British-born Diane Appleby commenced her acting career on stage in
London's West End and in repertory theatre. She had also appeared in a
television series, The First Lady, a BBC1 production from 1968/9
which, in time honoured fashion, the corporation duly destroyed not long
after transmission. In 1969, Diane was lured to South Africa, initially
for a twenty-week run at the Academy Theatre, Johannesburg, of the comedy
Chase Me Comrade. The engagement lead to other theatrical work and
Diane decided to stay in South Africa. An actress
with a talent for comedy, she went on to feature in many further
productions at the Academy and other theatres.
In 1971, Diane made the break into South African radio and ended up playing in many
series. Her first roles were in the play series, such as Lux Radio
Theatre and Playhouse 71, before landing the regular role of
secretary Sally Walker in Jessica Marlowe. In late 1971, she was
offered the role of Emma Peel in The Avengers, which she described
in SAUK-SABC Bulletin as "a super part", noting that it had been
very helpful to her to have been able to see screenings of the British
television series upon which it was based. The series made Diane Appleby a
household name in South Africa. Undoubtedly, her most memorable role in radio drama was in Jet Jungle, a
long-running Springbok Radio
adventure serial for children, in which she played the female lead, Samantha Muller, to
Brian O'Shaughnessy's eponymous hero. She also provided the voice of Zack, an eight-year old boy.
A dependable and talented performer, Diane is also well-remembered for a bizarre recording session for
Jet Jungle. At the time, she was heavily pregnant, and unable to stand for any length
of time.

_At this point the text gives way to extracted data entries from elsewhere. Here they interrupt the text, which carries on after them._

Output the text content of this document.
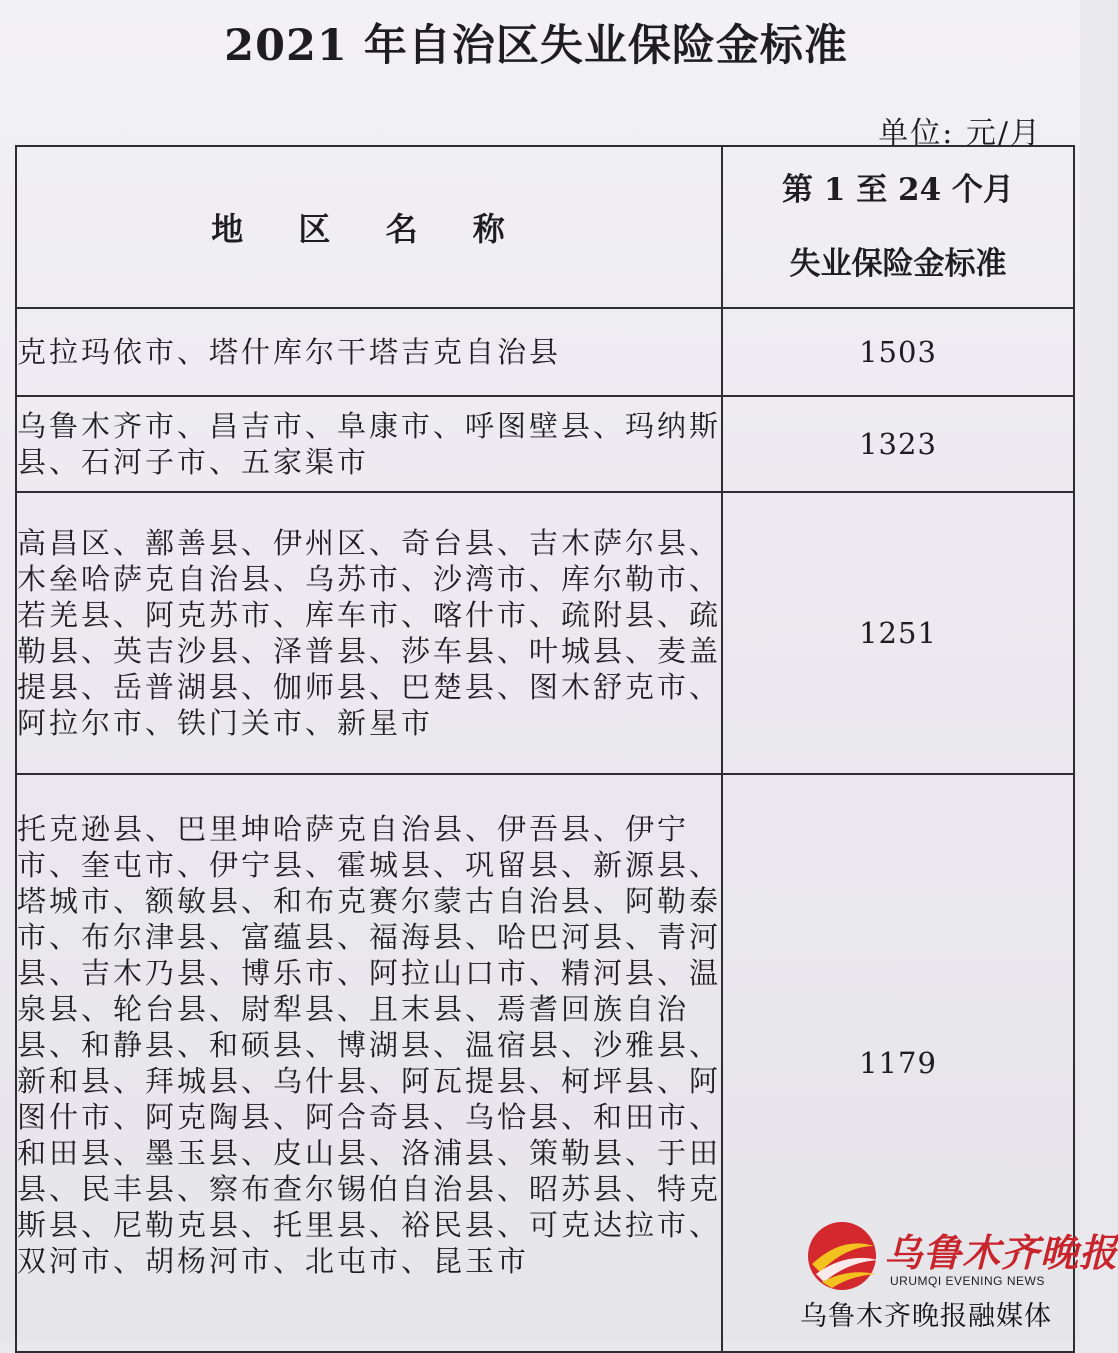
2021 年自治区失业保险金标准
单位: 元/月
地 区 名 称	第 1 至 24 个月
失业保险金标准

克拉玛依市、塔什库尔干塔吉克自治县	1503
乌鲁木齐市、昌吉市、阜康市、呼图壁县、玛纳斯县、石河子市、五家渠市	1323
高昌区、鄯善县、伊州区、奇台县、吉木萨尔县、木垒哈萨克自治县、乌苏市、沙湾市、库尔勒市、若羌县、阿克苏市、库车市、喀什市、疏附县、疏勒县、英吉沙县、泽普县、莎车县、叶城县、麦盖提县、岳普湖县、伽师县、巴楚县、图木舒克市、阿拉尔市、铁门关市、新星市	1251
托克逊县、巴里坤哈萨克自治县、伊吾县、伊宁市、奎屯市、伊宁县、霍城县、巩留县、新源县、塔城市、额敏县、和布克赛尔蒙古自治县、阿勒泰市、布尔津县、富蕴县、福海县、哈巴河县、青河县、吉木乃县、博乐市、阿拉山口市、精河县、温泉县、轮台县、尉犁县、且末县、焉耆回族自治县、和静县、和硕县、博湖县、温宿县、沙雅县、新和县、拜城县、乌什县、阿瓦提县、柯坪县、阿图什市、阿克陶县、阿合奇县、乌恰县、和田市、和田县、墨玉县、皮山县、洛浦县、策勒县、于田县、民丰县、察布查尔锡伯自治县、昭苏县、特克斯县、尼勒克县、托里县、裕民县、可克达拉市、双河市、胡杨河市、北屯市、昆玉市	1179
乌鲁木齐晚报
URUMQI EVENING NEWS
乌鲁木齐晚报融媒体
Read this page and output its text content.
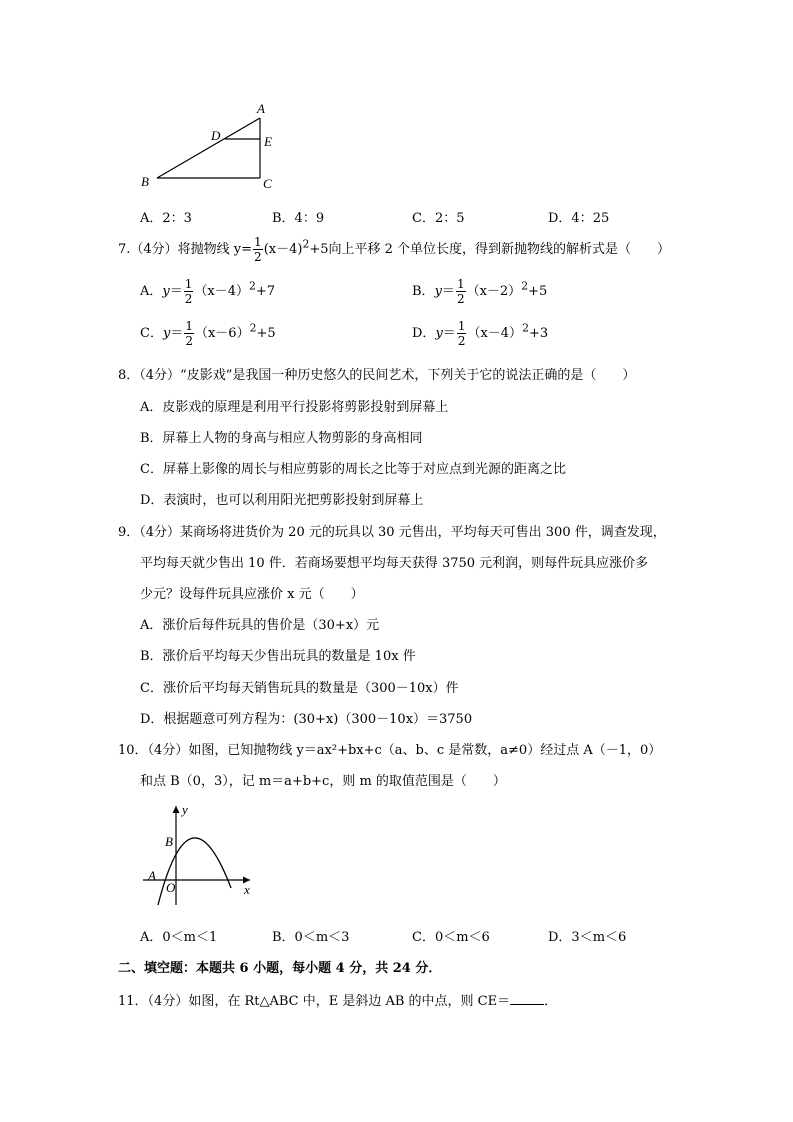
A
D	E
B	C
A．2：3	B．4：9	C．2：5	D．4：25
7.（4分）将抛物线 $y= \frac{1}{2} (x-4)^2+5$向上平移 2 个单位长度，得到新抛物线的解析式是（　　）
A．$y= \frac{1}{2} (x-4)^2+7$	B．$y= \frac{1}{2} (x-2)^2+5$
C．$y= \frac{1}{2} (x-6)^2+5$	D．$y= \frac{1}{2} (x-4)^2+3$
8．（4分）“皮影戏”是我国一种历史悠久的民间艺术，下列关于它的说法正确的是（　　）
A．皮影戏的原理是利用平行投影将剪影投射到屏幕上
B．屏幕上人物的身高与相应人物剪影的身高相同
C．屏幕上影像的周长与相应剪影的周长之比等于对应点到光源的距离之比
D．表演时，也可以利用阳光把剪影投射到屏幕上
9．（4分）某商场将进货价为 20 元的玩具以 30 元售出，平均每天可售出 300 件，调查发现，
平均每天就少售出 10 件．若商场要想平均每天获得 3750 元利润，则每件玩具应涨价多
少元？设每件玩具应涨价 x 元（　　）
A．涨价后每件玩具的售价是（30+x）元
B．涨价后平均每天少售出玩具的数量是 10x 件
C．涨价后平均每天销售玩具的数量是（300－10x）件
D．根据题意可列方程为：(30+x)（300－10x）＝3750
10．（4分）如图，已知抛物线 y＝ax²+bx+c（a、b、c 是常数，a≠0）经过点 A（－1，0）
和点 B（0，3），记 m＝a+b+c，则 m 的取值范围是（　　）
y
x
B
A
O
A．0＜m＜1	B．0＜m＜3	C．0＜m＜6	D．3＜m＜6
二、填空题：本题共 6 小题，每小题 4 分，共 24 分．
11．（4分）如图，在 Rt△ABC 中，E 是斜边 AB 的中点，则 CE＝	．
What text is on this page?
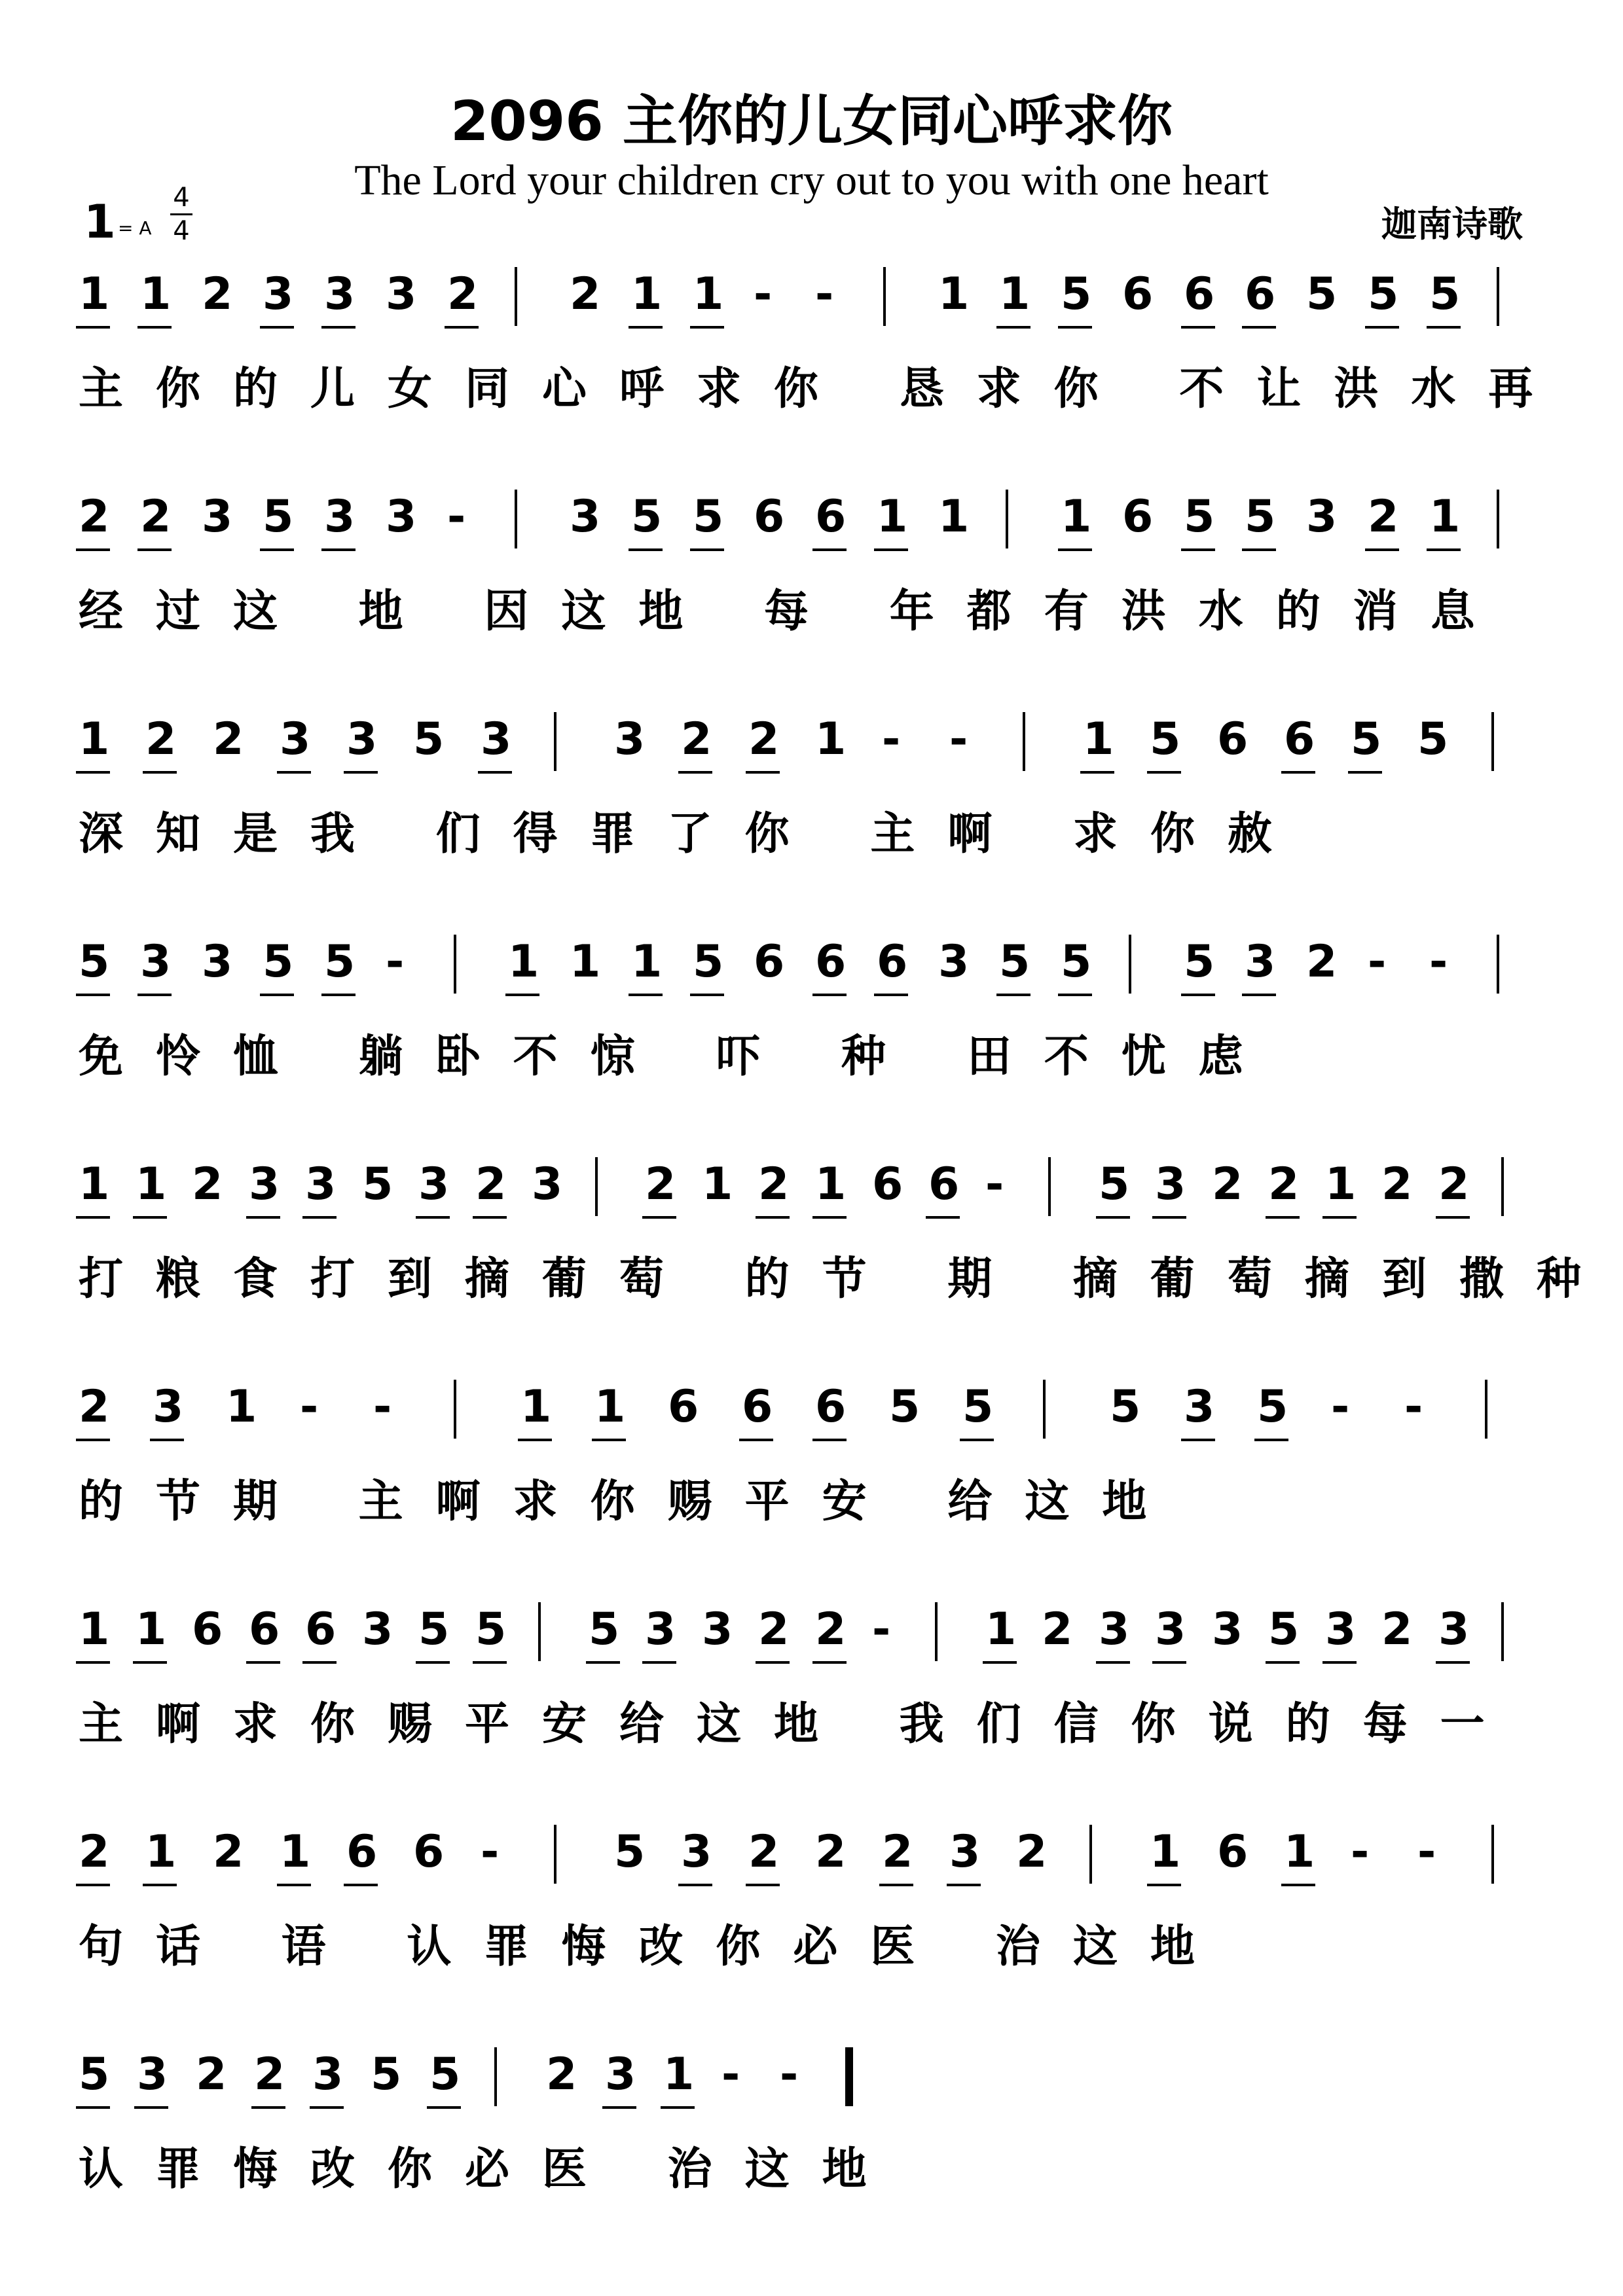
2096 主你的儿女同心呼求你
The Lord your children cry out to you with one heart
迦南诗歌
1 = A
4
4
1 1 2 3 3 3 2 2 1 1 - - 1 1 5 6 6 6 5 5 5
主你的儿女同心呼求你 恳求你 不让洪水再
2 2 3 5 3 3 - 3 5 5 6 6 1 1 1 6 5 5 3 2 1
经过这 地 因这地 每 年都有洪水的消息
1 2 2 3 3 5 3 3 2 2 1 - -	1 5 6 6 5 5
深知是我 们得罪了你 主啊 求你赦
5 3 3 5 5 - 1 1 1 5 6 6 6 3 5 5 5 3 2 - -
免怜恤 躺卧不惊 吓 种 田不忧虑
1 1 2 3 3 5 3 2 3 2 1 2 1 6 6 - 5 3 2 2 1 2 2
打粮食打到摘葡萄 的节 期 摘葡萄摘到撒种
2 3 1 - -	1 1 6 6 6 5 5	5 3 5 - -
的节期 主啊求你赐平安 给这地
1 1 6 6 6 3 5 5 5 3 3 2 2 - 1 2 3 3 3 5 3 2 3
主啊求你赐平安给这地 我们信你说的每一
2 1 2 1 6 6 -	5 3 2 2 2 3 2 1 6 1 - -
句话 语 认罪悔改你必医 治这地
5 3 2 2 3 5 5 2 3 1 - -
认罪悔改你必医 治这地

Rather than miss the recording, Appleby asked if she might lie down to record the episode.
Her request was granted, but this of course meant that the rest of the cast had to join her on the
floor around the lowered microphone!
Diane went on to enjoy a successful career as a Dubbing Director in the South African film and television industry.
Sadly, Diane Appleby suffered a series of strokes in early November 2006, and died suddenly and unexpectedly on
Thursday 9th November 2006,
aged just 64. Diane was a major contributor to South African radio, television and film over four decades, and will be fondly
remembered by many South Africans, and by Avengers fans throughout the world.